Art World
How a Global Network of Dealers Have Remade the Market for Hans Hartung’s Lyrical Abstractions
After a decades-long dormancy, the late painter's work is making a comeback.
After a decades-long dormancy, the late painter's work is making a comeback.
Henri Neuendorf ShareShare This Article
Until this year, more than four decades had passed since the late German-French abstract painter Hans Hartung’s work was exhibited in New York. But now he is back—and making up for lost time—with simultaneous shows at Nahmad Contemporary and Perrotin.
His market, too, is reflecting the growing interest: In December, Sotheby’s Paris sold a painting by Hartung for $3.1 million, setting a new auction record for the artist.
Hartung’s market was “very strong” in the late ’80s, says dealer Joe Nahmad, but demand for the artist “fell asleep and stayed asleep for quite a long time” following the artist’s death in 1989, at age 85, which coincided with a crash in the market.
Then the gestural abstraction of Hartung and his contemporaries fell out of fashion in the mid-1990s and 2000s. As the art market began to recover, collectors looked toward a young generation of cutting-edge newcomers.
Hartung’s market only began to pick up again around 2014, said the Paris-based art advisor Laurence Dreyfus, at a time when the market’s taste for young artists like the Zombie Formalists had started to fade and buyers were returning toward safer, more established artists. “Before, risky collectors were very active,” Dreyfus said, “and now the risky collectors are more quiet.”
Pascal de Sarthe, a French dealer based in Hong Kong who staged his first Hartung show in 2012, agreed with this view of the shifting market. A growing number of his collectors began to question why they were “collecting overpriced abstract works by contemporary artists who mostly copied a style which was done 80 years ago,” he told artnet News. They found that they could instead buy to “major abstract works from the pioneering Hans Hartung,” de Sarthe said, for “a fraction of the price of his US counterparts from the ’50s.”
Another key moment in the lead-up to Hartung’s current market reawakening came last April when French dealer Emmanuel Perrotin signed a deal to secure worldwide representation of the artist’s estate. In June, the London-based gallerist Simon Lee collaborated with Perrotin to create a shared two-floor space at Art Basel dedicated to major works by Hartung. Simon Lee Gallery opened show of vibrant, late works from the artist’s estate in its London space in January (until February 17).
In the competitive art market such a collaborative approach is rare. But it also gives the artist “further reach,” Nahmad said, “and I think it helps raise awareness and opens up collectors eyes.” Nahmad reported selling a work from the gallery’s most recent Hartung exhibition to a Brazilian collector, while de Sarthe said he has noticed a sharp uptick in interest in the artist’s work from Asian collectors.

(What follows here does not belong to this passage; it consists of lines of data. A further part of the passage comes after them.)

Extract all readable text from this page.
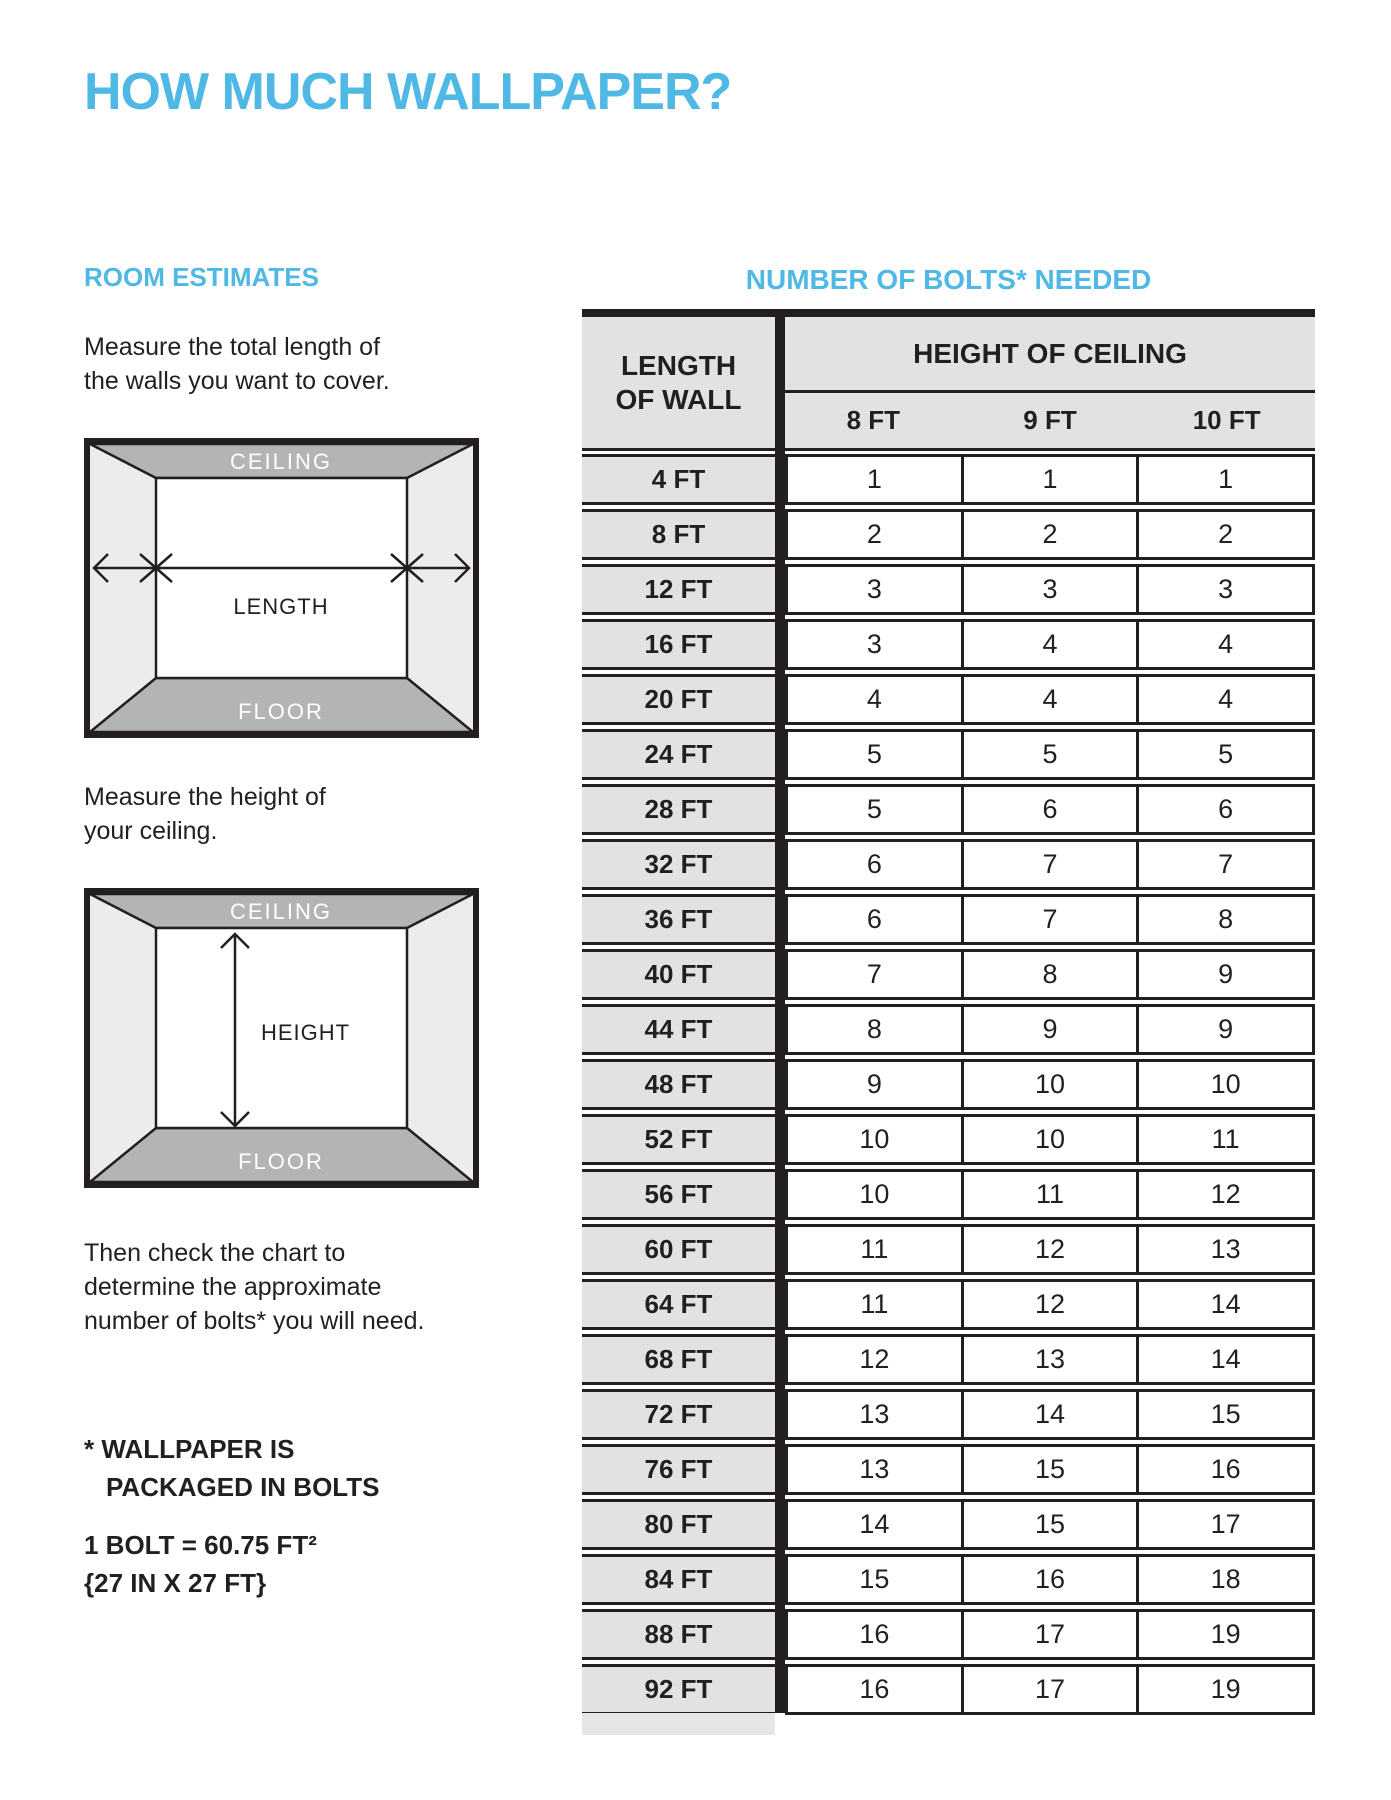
HOW MUCH WALLPAPER?
ROOM ESTIMATES

Measure the total length of
the walls you want to cover.

CEILING
LENGTH
FLOOR

Measure the height of
your ceiling.

CEILING
HEIGHT
FLOOR

Then check the chart to
determine the approximate
number of bolts* you will need.

* WALLPAPER IS
PACKAGED IN BOLTS

1 BOLT = 60.75 FT²
{27 IN X 27 FT}

NUMBER OF BOLTS* NEEDED
LENGTH
OF WALL
HEIGHT OF CEILING
8 FT	9 FT	10 FT
4 FT	1	1	1
8 FT	2	2	2
12 FT	3	3	3
16 FT	3	4	4
20 FT	4	4	4
24 FT	5	5	5
28 FT	5	6	6
32 FT	6	7	7
36 FT	6	7	8
40 FT	7	8	9
44 FT	8	9	9
48 FT	9	10	10
52 FT	10	10	11
56 FT	10	11	12
60 FT	11	12	13
64 FT	11	12	14
68 FT	12	13	14
72 FT	13	14	15
76 FT	13	15	16
80 FT	14	15	17
84 FT	15	16	18
88 FT	16	17	19
92 FT	16	17	19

So far the collective effort around Hartung—which also included a recent show at Setareh Gallery in Düsseldorf—has proved successful. According to artnet’s Price Database the percentage of offered lots sold at auction has increased by 14 percent over the last five years.
Hartung’s early works from the 1920s and 1930s are almost impossible to find today, de Sarthe said, while top-quality pieces from his most desirable period—the late 1940s to the mid 1950s—are becoming increasingly scarce, and now fetch $1 million or more. Meanwhile, late works from the 1960s to 1980s tend to sell for a few hundred thousand dollars.
It remains to be seen whether this growth will prove sustainable. “Honestly, I don’t know if it will stay in art history, because for me he is not an artist who made a rupture,” Dreyfus said, adding, “I think there could potentially be a strong market because the dealers involved have the money and the capacity to drive the market.”